Other times, Turn The Car Around was a threat, direct or indirect, as to what would happen if You Kids Don't Behave. This is one of the tools from the Mom Toolbox. If the kids are fighting about who's taking up the most room in the back seat, whose turn it is to use the binoculars, who said what to whom or whatever piece of drama three-to-ten-year-olds can come up with during a long car trip, Mom simply said, "If you kids don't knock it off right now, I'm going to Turn The Car Around." Instant silence. No matter what happened, we didn't want them to Turn The Car Around. Surely something dire would occur if the car got turned around. Even if we were going someplace we actually didn't want to go, we still didn't want Them (the grownups) to Turn The Car Around. I'm not sure why. Maybe if they Turned The Car Around, we wouldn't get to see the animal.

All things considered, I'm pleased that Turn The Car Around has given way to Start The Car!! That all started during my fetish with balloons. No, not that kind of fetish. It was just that, for some reason, I started getting this mad compulsion to steal ornamental balloons. The kind people tied to their porch if they were having a party or an open house. Restaurants were better, because they used more balloons, and because I felt a little less guilty stealing balloons from a commercial establishment than I did stealing them from a private house. Anyway, I'd sneak up on the balloon display, take a nail file out of my purse, saw through two or three of the cords, grab the balloons and run back to wherever Joan was, yelling, "START THE CAR!!" Horrified that we might get arrested for grand theft balloon, she'd fire up the engine and we'd speed off into the night, now possessed of two or three completely useless rubber objects filled with helium. We never kept them. I always made her slow down at the first sign of little kids, and we'd offer them through the window. "Hey, kid, want a balloon?" I'm sure lots of horror movies start out with that same line.

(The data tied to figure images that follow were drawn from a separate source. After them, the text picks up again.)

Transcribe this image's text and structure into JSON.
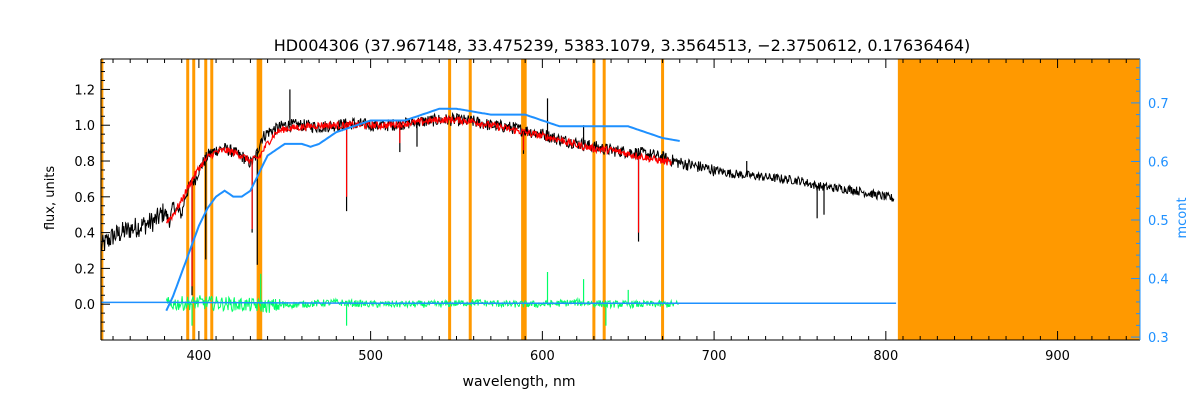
{
  "chart_data": {
    "type": "line",
    "title": "HD004306   (37.967148, 33.475239, 5383.1079, 3.3564513, −2.3750612, 0.17636464)",
    "xlabel": "wavelength, nm",
    "ylabel": "flux, units",
    "ylabel_right": "mcont",
    "xlim": [
      343,
      948
    ],
    "ylim": [
      -0.2,
      1.37
    ],
    "ylim_right": [
      0.295,
      0.775
    ],
    "x_ticks": [
      400,
      500,
      600,
      700,
      800,
      900
    ],
    "y_ticks": [
      0.0,
      0.2,
      0.4,
      0.6,
      0.8,
      1.0,
      1.2
    ],
    "y_ticks_right": [
      0.3,
      0.4,
      0.5,
      0.6,
      0.7
    ],
    "colors": {
      "observed": "#000000",
      "model": "#ff0000",
      "mcont": "#1e90ff",
      "residuals": "#00ff66",
      "mask": "#ff9900",
      "axis": "#000000",
      "right_axis": "#1e90ff"
    },
    "masked_lines_nm": [
      343.5,
      393.5,
      397.0,
      404.0,
      407.5,
      434.5,
      436.0,
      546.0,
      558.0,
      588.5,
      590.0,
      630.0,
      636.0,
      670.0
    ],
    "masked_region_nm": [
      807,
      948
    ],
    "series": [
      {
        "x": [
          343,
          350,
          360,
          370,
          375,
          380,
          383,
          385,
          388,
          390,
          392,
          394,
          396,
          398,
          400,
          403,
          406,
          410,
          414,
          418,
          422,
          426,
          428,
          430,
          432,
          434,
          436,
          440,
          445,
          450,
          460,
          470,
          480,
          490,
          500,
          510,
          520,
          530,
          540,
          550,
          560,
          570,
          580,
          590,
          600,
          610,
          620,
          630,
          640,
          650,
          660,
          670,
          680,
          690,
          700,
          710,
          720,
          730,
          740,
          750,
          760,
          770,
          780,
          790,
          800,
          805
        ],
        "y": [
          0.32,
          0.38,
          0.42,
          0.45,
          0.47,
          0.52,
          0.46,
          0.55,
          0.52,
          0.5,
          0.6,
          0.65,
          0.68,
          0.7,
          0.75,
          0.8,
          0.84,
          0.86,
          0.87,
          0.86,
          0.84,
          0.82,
          0.8,
          0.79,
          0.8,
          0.85,
          0.92,
          0.96,
          0.98,
          1.0,
          1.0,
          0.99,
          1.0,
          1.01,
          1.0,
          1.0,
          1.01,
          1.02,
          1.03,
          1.03,
          1.02,
          1.0,
          0.99,
          0.97,
          0.95,
          0.92,
          0.9,
          0.88,
          0.86,
          0.85,
          0.84,
          0.82,
          0.79,
          0.77,
          0.75,
          0.73,
          0.72,
          0.71,
          0.7,
          0.69,
          0.66,
          0.65,
          0.64,
          0.62,
          0.6,
          0.59
        ]
      },
      {
        "x": [
          381,
          385,
          390,
          395,
          400,
          405,
          410,
          415,
          420,
          425,
          430,
          435,
          440,
          445,
          450,
          460,
          470,
          480,
          490,
          500,
          510,
          520,
          530,
          540,
          550,
          560,
          570,
          580,
          590,
          600,
          610,
          620,
          630,
          640,
          650,
          660,
          670,
          675
        ],
        "y": [
          0.46,
          0.5,
          0.58,
          0.68,
          0.76,
          0.82,
          0.85,
          0.86,
          0.85,
          0.83,
          0.8,
          0.82,
          0.9,
          0.96,
          0.98,
          0.99,
          1.0,
          1.0,
          1.0,
          1.0,
          1.0,
          1.01,
          1.02,
          1.03,
          1.03,
          1.02,
          1.0,
          0.98,
          0.96,
          0.94,
          0.92,
          0.89,
          0.87,
          0.86,
          0.84,
          0.82,
          0.8,
          0.79
        ]
      },
      {
        "x": [
          381,
          385,
          390,
          395,
          400,
          405,
          410,
          415,
          420,
          425,
          430,
          435,
          440,
          445,
          450,
          455,
          460,
          465,
          470,
          480,
          490,
          500,
          510,
          520,
          530,
          540,
          550,
          560,
          570,
          580,
          590,
          600,
          610,
          620,
          630,
          640,
          650,
          660,
          670,
          680
        ],
        "y": [
          0.345,
          0.37,
          0.41,
          0.45,
          0.49,
          0.52,
          0.54,
          0.55,
          0.54,
          0.54,
          0.55,
          0.58,
          0.61,
          0.62,
          0.63,
          0.63,
          0.63,
          0.625,
          0.63,
          0.65,
          0.66,
          0.67,
          0.67,
          0.67,
          0.68,
          0.69,
          0.69,
          0.685,
          0.68,
          0.68,
          0.68,
          0.67,
          0.66,
          0.66,
          0.66,
          0.66,
          0.66,
          0.65,
          0.64,
          0.635
        ]
      },
      {
        "x": [
          381,
          400,
          420,
          440,
          460,
          480,
          500,
          520,
          540,
          560,
          580,
          600,
          620,
          640,
          660,
          680
        ],
        "y": [
          0.0,
          0.01,
          0.0,
          -0.01,
          0.0,
          0.01,
          0.0,
          0.0,
          0.0,
          0.01,
          0.0,
          0.0,
          0.01,
          0.0,
          0.0,
          0.0
        ]
      },
      {
        "x": [
          343,
          381,
          500,
          600,
          700,
          806
        ],
        "y": [
          0.01,
          0.01,
          0.005,
          0.005,
          0.005,
          0.005
        ]
      }
    ],
    "annotations": []
  }
}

For the life of me, I don't know why I stole balloons, or why I stopped, but it's a good thing I did before I got really crazy and decided to steal a hot air balloon. (It was just a matter of time.) So I've reverted to Turn The Car Around whenever I'm driving through Nowhere, Texas, where there are plenty of animals. The problem is, most of the animals you see by the side of the road in Texas are armadillos, and most armadillos you see in Texas are, uh, dead. Something about the fact that they jump to about bumper height when startled, which they often are, especially when they hear somebody yell, "START THE CAR!!"